Вопрос содержания (почти никем в откликах не поднятый) завязан на внутренние даты книги - почему она происходит в условном, но, тем не менее, имманентно весьма конкретном 1984-м году?

Мураками неоднократно и даже настойчиво проводит параллель с одноимённой книгой Оруэлла (кажется, важнейшее свойство, отличающее беллетристику от «авторской прозы» это дожёванность, насколько это возможно чёткое расставление акцентов, сокращающее пространство читательского маневра), одной из важнейших антиутопий нового времени, но вряд ли жанрово на неё ориентируется.

Эта настойчивость кажется мне манком обманчивости; значит, правда не здесь, не в антиутопическом характере жизни героев, но где-то рядом. Где?

Оруэлл схлопывает свободу в конкретном году, который для нас давно миновал и кажется «дивным, новым миром», исполненным уюта, покоя и даже гармонии.

Мы, таким образом, живём в постапокалипсическом мире, внутри антиутопии антиутопии, со временам ставшей привычной и незаметной. Незаменимой.

Мир, несмотря на Интернет, окончательно распался на составляющие и этот распад как нельзя лучше фиксирует и оправдывает некоторую сюжетную и стилистическую механистичность Мураками, из романа в роман разыгрывающего шахматные партии, где движутся даже не герои, но окружающие их символы.

Описывая странную, вымороченную реальность четверть вековой давности, Мураками держит в голове нынешнюю, сообщая нечто важное о ней, актуальной. На том и стоит.

Эта книга - об эпохе, определяемой развитием Интернета, именно поэтому его в ней и нет: Мураками показывает антропологические мутации (хотя, возможно, всё это, на самом деле, и есть неповторимая японскость), предшествующие тому моменту, когда социальное (а, вместе с ним, экзистенциальное и какое угодно) время ускорилось до самой последней стадии скручивания в вихри и спирали.

С одной стороны, это лишает наш исторический момент воинственной эксклюзивности, с другой, методом отстранения описывает «распад в домах» и душах (телах и взаимодействиях душ и тел).

Время внутри времени, жизнь внутри жизни - это же метафорическая схема того, как построена любая книжка; кажется, «1q84» кризисом и из кризиса пишется.
Причём, кризис этот, любезный постоянным читателям Мураками, стягивает разные слои романа в единое целое посильнее сюжета: внешне он выглядит как история про кризис среднего возраста (эка невидаль!) и кризис японской государственности (этому посвящена линия с тоталитарной сектой «Авангард»), но внутренне - это, безусловно, кризис самого Мураками, впрочем, давным-давно ставший для него методом и технологией.

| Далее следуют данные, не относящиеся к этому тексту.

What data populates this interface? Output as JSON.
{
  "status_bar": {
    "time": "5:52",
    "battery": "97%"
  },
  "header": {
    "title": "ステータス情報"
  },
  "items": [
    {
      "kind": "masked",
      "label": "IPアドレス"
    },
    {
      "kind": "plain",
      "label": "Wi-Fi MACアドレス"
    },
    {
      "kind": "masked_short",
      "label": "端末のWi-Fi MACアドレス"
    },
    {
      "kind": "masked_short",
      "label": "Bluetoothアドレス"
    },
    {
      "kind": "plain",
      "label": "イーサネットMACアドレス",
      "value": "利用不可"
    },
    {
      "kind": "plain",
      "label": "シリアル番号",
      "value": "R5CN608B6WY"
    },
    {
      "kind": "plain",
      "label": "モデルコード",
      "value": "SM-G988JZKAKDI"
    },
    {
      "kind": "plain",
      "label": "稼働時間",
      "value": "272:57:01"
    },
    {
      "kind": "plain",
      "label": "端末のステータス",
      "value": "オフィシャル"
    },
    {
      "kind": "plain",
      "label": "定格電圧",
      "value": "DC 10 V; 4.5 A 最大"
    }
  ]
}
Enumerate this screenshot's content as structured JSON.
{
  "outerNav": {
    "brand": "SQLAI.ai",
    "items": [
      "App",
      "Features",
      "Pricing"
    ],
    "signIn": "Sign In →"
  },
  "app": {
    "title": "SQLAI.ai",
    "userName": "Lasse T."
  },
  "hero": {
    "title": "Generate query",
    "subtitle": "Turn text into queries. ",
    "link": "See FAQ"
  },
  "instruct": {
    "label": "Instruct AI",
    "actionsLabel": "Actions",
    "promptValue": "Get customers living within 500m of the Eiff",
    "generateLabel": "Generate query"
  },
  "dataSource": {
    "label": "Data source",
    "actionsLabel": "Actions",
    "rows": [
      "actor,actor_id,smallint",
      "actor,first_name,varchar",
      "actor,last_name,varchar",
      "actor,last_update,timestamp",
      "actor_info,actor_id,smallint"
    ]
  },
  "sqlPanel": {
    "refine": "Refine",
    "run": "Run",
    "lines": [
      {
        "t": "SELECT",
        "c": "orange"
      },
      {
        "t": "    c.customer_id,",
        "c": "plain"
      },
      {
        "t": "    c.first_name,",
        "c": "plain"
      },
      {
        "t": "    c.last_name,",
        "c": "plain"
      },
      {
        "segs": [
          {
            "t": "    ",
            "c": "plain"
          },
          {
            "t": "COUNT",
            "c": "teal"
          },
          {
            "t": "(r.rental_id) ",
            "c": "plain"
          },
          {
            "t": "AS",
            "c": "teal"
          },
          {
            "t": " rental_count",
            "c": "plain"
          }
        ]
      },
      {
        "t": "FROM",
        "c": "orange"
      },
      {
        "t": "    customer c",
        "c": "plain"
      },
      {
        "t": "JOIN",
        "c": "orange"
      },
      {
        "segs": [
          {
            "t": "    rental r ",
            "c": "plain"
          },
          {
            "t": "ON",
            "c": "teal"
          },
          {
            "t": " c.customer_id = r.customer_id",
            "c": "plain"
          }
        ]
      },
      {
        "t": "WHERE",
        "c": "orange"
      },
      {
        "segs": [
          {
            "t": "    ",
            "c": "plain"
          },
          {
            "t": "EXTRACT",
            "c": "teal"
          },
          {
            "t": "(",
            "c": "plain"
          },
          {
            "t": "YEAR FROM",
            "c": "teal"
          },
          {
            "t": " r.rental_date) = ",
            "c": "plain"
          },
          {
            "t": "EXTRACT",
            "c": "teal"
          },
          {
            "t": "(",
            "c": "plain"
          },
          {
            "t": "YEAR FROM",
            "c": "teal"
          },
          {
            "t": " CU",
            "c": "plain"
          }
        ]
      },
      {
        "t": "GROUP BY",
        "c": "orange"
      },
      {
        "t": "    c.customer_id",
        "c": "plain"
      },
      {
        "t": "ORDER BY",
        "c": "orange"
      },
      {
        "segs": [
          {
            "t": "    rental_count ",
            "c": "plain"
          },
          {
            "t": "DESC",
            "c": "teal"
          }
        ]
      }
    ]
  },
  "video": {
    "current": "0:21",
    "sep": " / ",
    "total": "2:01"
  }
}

Каждый новый роман его всё глубже и глубже погружается в эту кризисную пучину разлада, но, кажется, только сейчас, едва ли не в первый раз, Мураками вскрывает приём, дотошно рассказывая о безнравственном литературном закулисье, озабоченном перманентной штамповкой бестселлеров.

В этом смысле, цифры заглавия отсылают, как МНЕ кажется, к великому фильму Феллини, который рассказывает об намерении снять фильм и невозможности осуществления этого намерения.

Хотя, конечно, я прочитал лишь первый том из трёх и вполне возможно, что уже второй том опровергнет все мои выкладки - в «1q84» есть замах на постмодернистскую ризому (структуру открытой второй скобки) в духе «Твин Пикса» или «Лоста», когда фабульные круги расходятся вширь не для того, чтобы, в конечном счёте, собраться в пасьянс.

Если так, то это было бы действительно круто и позволило бы выйти Мураками за очерченные границы, обманув массив читательских ожиданий по гамбургскому счёту.